House Speaker Kevin McCarthy recently said it’s time to begin an impeachment inquiry – not formal proceedings, just a tertiary look – against President Biden. The Republicans know impeachment can’t get 67 votes in the Senate, so that was probably just McCarthy’s way of mollifying the farthest-out reaches of the Republican caucus he constantly needs to appease.

Still, impeachment hearings would be a handy get-even device, especially if the likely Biden-Trump rematch comes about next year. OK, the Republicans are saying, you indict our guy and we’ll impeach your guy, and let ‘em rip each other to shreds.

With just a few days of rummaging around in Hunter Biden’s business files and White House logbooks, committee investigators could find records of any conference calls and meetings. Living witnesses, including Secret Service agents, might not recall precisely what was said, but they can say whether a conversation was family chit-chat or global commerce.

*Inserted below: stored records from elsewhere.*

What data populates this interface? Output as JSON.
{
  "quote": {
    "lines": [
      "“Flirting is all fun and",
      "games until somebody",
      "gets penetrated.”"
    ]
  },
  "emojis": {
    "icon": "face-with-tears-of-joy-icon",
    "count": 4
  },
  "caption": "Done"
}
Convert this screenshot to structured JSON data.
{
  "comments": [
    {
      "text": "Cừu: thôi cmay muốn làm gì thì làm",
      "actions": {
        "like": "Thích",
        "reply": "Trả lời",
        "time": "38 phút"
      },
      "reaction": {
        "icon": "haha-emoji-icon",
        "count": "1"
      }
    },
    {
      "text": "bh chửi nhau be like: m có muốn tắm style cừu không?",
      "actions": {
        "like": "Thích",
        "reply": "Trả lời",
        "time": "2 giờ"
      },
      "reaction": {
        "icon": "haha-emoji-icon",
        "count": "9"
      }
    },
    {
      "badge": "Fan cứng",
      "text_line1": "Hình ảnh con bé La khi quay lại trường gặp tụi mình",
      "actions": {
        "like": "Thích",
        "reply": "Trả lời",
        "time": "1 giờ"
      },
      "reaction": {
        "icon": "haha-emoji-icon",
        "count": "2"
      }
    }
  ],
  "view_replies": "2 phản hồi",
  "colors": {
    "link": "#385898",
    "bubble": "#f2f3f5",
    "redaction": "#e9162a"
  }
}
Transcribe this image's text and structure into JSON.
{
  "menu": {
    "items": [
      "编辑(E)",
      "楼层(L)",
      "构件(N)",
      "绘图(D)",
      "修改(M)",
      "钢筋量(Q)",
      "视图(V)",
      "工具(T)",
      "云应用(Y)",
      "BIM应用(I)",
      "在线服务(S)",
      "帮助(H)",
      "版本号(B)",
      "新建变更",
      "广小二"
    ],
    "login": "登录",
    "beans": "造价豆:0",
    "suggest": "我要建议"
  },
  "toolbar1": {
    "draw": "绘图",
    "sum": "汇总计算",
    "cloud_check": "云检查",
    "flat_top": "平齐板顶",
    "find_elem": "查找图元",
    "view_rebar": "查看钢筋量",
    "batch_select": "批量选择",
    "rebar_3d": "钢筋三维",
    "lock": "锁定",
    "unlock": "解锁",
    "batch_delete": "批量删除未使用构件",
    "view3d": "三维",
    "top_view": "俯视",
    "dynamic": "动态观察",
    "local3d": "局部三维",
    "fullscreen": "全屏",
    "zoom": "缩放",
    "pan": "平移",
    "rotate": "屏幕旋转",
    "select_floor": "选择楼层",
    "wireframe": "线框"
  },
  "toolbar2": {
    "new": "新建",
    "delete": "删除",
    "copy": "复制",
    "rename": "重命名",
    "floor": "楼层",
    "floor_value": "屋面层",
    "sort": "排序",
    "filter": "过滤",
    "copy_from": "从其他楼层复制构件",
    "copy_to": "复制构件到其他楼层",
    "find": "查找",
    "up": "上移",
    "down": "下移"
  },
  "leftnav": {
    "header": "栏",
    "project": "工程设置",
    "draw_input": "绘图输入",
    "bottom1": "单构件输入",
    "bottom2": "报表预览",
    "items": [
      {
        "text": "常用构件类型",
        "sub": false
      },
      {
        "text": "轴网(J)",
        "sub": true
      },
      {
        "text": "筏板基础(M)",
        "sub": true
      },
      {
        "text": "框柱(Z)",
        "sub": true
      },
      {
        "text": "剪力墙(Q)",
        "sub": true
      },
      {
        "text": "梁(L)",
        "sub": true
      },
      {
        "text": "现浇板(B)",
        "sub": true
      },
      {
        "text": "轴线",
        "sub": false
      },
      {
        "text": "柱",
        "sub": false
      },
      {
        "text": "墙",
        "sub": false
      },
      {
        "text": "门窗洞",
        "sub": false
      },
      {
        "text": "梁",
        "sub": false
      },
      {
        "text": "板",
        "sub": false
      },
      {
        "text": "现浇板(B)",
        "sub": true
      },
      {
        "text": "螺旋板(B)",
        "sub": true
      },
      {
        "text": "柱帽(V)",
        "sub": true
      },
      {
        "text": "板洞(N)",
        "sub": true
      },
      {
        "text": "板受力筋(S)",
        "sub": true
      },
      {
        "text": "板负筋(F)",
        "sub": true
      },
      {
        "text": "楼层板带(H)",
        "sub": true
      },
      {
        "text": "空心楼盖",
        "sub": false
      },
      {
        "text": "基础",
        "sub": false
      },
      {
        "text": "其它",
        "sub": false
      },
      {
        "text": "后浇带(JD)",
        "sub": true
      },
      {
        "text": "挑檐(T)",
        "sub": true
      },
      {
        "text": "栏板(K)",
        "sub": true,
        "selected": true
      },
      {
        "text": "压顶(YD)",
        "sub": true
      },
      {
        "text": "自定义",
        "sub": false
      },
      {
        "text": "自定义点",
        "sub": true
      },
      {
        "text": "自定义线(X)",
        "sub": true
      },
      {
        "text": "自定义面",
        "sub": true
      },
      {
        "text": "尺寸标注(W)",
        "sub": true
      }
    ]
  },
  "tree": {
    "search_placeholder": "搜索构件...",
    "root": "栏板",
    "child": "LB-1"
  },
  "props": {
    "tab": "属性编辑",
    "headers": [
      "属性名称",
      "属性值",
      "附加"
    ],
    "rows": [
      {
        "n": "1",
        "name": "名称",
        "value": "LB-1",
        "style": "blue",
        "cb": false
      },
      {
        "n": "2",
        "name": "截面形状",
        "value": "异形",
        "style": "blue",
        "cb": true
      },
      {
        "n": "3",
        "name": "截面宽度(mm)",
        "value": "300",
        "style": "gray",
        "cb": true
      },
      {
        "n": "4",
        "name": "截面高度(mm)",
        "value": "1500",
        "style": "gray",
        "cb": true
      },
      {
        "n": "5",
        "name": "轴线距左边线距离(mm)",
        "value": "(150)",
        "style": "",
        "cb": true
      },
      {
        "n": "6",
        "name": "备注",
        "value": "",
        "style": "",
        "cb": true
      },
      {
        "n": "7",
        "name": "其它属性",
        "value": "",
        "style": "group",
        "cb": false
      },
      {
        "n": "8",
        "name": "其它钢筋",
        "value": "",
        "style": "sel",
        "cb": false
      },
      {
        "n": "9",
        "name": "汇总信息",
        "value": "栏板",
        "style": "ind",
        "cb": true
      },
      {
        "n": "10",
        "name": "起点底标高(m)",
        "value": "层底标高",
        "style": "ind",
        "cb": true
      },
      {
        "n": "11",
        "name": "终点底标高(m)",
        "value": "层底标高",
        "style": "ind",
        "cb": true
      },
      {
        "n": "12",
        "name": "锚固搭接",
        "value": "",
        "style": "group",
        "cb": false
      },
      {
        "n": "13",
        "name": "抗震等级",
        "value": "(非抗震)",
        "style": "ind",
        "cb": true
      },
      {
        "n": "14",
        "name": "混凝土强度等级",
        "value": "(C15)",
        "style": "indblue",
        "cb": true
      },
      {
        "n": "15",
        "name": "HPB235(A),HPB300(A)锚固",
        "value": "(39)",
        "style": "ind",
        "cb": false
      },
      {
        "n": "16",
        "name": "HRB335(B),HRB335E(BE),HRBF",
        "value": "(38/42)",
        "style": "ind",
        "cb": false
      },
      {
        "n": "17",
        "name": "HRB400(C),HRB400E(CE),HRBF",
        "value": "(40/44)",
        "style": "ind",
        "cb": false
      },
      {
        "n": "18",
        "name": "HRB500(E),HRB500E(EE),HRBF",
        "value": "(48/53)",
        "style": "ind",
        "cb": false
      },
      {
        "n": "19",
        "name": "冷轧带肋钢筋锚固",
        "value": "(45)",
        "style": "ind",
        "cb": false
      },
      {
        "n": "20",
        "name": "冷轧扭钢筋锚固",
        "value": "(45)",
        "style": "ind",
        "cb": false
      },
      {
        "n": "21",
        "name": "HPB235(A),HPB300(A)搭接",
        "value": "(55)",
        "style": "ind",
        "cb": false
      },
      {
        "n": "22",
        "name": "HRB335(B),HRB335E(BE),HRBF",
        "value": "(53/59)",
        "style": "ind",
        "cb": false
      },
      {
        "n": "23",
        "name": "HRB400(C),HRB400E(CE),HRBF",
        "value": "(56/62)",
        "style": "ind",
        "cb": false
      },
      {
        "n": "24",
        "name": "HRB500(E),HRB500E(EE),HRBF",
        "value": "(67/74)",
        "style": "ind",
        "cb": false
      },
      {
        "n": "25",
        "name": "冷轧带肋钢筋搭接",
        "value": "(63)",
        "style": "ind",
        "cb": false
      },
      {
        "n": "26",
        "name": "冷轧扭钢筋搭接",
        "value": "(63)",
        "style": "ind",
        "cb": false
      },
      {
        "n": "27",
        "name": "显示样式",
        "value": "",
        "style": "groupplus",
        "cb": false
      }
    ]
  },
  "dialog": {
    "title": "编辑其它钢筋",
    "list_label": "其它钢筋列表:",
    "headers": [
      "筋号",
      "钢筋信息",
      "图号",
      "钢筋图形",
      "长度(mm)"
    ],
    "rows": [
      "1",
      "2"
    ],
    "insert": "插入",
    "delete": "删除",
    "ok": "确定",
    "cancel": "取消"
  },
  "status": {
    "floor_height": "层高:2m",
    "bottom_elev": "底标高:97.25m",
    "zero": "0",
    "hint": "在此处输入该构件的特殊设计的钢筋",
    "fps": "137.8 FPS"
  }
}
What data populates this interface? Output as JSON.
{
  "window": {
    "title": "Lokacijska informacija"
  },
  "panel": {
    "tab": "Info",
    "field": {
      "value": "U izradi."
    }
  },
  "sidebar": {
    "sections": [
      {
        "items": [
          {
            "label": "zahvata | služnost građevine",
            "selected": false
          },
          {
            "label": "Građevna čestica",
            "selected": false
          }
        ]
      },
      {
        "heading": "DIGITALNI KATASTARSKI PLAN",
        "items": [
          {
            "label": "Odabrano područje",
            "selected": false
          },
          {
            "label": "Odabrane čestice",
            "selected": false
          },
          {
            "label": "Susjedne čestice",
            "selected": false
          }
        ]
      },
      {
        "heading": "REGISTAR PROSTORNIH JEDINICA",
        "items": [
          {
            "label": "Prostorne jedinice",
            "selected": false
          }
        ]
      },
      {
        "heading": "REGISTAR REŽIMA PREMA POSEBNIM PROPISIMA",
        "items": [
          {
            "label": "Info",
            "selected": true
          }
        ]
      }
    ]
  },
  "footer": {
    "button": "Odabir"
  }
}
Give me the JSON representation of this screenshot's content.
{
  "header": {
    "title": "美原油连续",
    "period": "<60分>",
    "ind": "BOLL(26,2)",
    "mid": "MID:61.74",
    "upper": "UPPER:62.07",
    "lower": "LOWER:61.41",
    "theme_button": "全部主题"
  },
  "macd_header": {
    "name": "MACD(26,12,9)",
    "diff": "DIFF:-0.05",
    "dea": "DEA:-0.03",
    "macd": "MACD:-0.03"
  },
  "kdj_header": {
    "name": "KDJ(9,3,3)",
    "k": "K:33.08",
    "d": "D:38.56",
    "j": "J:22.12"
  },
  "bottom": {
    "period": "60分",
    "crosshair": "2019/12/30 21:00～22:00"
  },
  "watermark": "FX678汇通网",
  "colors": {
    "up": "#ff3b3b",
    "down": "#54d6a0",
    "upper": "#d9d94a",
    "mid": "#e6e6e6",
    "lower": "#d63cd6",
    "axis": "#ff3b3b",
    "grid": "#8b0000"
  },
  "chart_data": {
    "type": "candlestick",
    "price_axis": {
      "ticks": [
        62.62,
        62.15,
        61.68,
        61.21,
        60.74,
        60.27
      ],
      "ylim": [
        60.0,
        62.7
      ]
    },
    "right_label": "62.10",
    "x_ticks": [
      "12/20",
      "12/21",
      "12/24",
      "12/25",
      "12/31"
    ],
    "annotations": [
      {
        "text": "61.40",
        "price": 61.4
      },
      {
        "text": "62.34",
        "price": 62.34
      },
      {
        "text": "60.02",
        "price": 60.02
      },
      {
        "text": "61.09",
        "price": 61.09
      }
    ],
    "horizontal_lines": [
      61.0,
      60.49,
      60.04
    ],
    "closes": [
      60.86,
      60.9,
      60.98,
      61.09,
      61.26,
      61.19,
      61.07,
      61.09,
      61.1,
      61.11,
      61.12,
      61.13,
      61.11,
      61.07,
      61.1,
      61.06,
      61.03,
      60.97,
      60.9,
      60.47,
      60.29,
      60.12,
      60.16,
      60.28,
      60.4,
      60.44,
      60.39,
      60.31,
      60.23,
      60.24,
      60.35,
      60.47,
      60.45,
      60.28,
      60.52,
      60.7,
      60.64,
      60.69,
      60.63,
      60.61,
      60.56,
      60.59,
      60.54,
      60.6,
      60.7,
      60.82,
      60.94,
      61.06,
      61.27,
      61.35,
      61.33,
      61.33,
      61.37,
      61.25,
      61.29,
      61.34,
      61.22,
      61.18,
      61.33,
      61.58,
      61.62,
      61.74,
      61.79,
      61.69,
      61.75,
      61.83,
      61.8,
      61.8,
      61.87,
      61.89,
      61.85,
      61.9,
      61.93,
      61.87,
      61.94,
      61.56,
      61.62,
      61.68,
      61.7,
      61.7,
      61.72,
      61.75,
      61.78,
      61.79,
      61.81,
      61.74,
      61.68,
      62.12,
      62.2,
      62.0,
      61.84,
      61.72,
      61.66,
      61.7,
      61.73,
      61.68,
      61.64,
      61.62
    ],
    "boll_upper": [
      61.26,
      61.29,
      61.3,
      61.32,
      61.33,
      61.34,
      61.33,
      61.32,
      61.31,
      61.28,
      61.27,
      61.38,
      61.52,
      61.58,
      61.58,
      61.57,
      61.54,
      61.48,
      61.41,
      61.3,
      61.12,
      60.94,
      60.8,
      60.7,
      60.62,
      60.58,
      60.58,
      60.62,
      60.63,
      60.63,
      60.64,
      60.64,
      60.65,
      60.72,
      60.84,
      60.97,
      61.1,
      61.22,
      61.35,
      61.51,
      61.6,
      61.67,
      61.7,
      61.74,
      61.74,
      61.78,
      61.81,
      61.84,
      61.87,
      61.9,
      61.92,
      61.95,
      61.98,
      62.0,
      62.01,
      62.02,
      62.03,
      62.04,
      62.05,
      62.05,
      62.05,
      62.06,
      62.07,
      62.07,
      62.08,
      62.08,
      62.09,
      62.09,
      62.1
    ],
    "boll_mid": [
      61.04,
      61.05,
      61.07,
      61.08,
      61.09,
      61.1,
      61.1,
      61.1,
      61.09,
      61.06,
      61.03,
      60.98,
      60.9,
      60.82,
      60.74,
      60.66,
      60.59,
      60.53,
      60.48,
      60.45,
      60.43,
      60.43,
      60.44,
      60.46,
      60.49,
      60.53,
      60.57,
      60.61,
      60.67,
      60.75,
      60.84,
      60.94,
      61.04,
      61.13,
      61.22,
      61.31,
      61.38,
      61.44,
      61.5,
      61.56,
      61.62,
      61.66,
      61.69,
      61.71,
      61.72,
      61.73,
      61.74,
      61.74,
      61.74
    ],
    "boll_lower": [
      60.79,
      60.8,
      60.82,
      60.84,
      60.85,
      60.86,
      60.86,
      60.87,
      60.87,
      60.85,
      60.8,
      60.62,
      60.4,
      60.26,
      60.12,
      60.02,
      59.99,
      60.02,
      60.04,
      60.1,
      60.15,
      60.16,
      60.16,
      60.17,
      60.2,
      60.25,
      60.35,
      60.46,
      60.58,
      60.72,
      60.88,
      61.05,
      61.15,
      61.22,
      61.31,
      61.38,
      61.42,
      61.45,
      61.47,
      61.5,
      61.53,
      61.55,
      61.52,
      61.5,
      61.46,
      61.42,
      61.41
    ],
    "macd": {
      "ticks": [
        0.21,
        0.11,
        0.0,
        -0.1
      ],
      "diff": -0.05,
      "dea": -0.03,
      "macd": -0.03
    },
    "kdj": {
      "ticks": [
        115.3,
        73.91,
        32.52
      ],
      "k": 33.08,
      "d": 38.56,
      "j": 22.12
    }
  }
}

Unfortunately, Clinton sort of blew the Secret Service’s cover when agents were required to tell the world what they’d seen.

Conversely, if Biden pere really didn’t phone his son to impress the “family brand” upon business prospects, this whole thing could blow up in the faces of their accusers.

In Franklin Roosevelt’s 1944 re-election campaign, the Republicans stupidly claimed that FDR had left his Scot terrier, Fala, behind in the Aleutian Islands and then pulled a destroyer off the line to go fetch the little dog, at a cost of some millions of dollars. It was a total fabrication.

“These Republican leaders have not been content with attacks on me, on my wife, or on my sons,” Roosevelt responded. “Not content with that, they now include my little dog Fala.”

It was a master stroke, though inaccurate. The Republicans hadn’t criticized his dog, but the president’s jibe encapsulated a bigger issue – wasteful spending – into something everybody liked, a cute puppy.

Well, the Navy keeps records of where its destroyers go and whether any dogs are on board, so Roosevelt was able to deflect the GOP salvo with laughter

Biden, with a quick check of the records, ought to be able to show whether he phoned in to his son’s business meetings.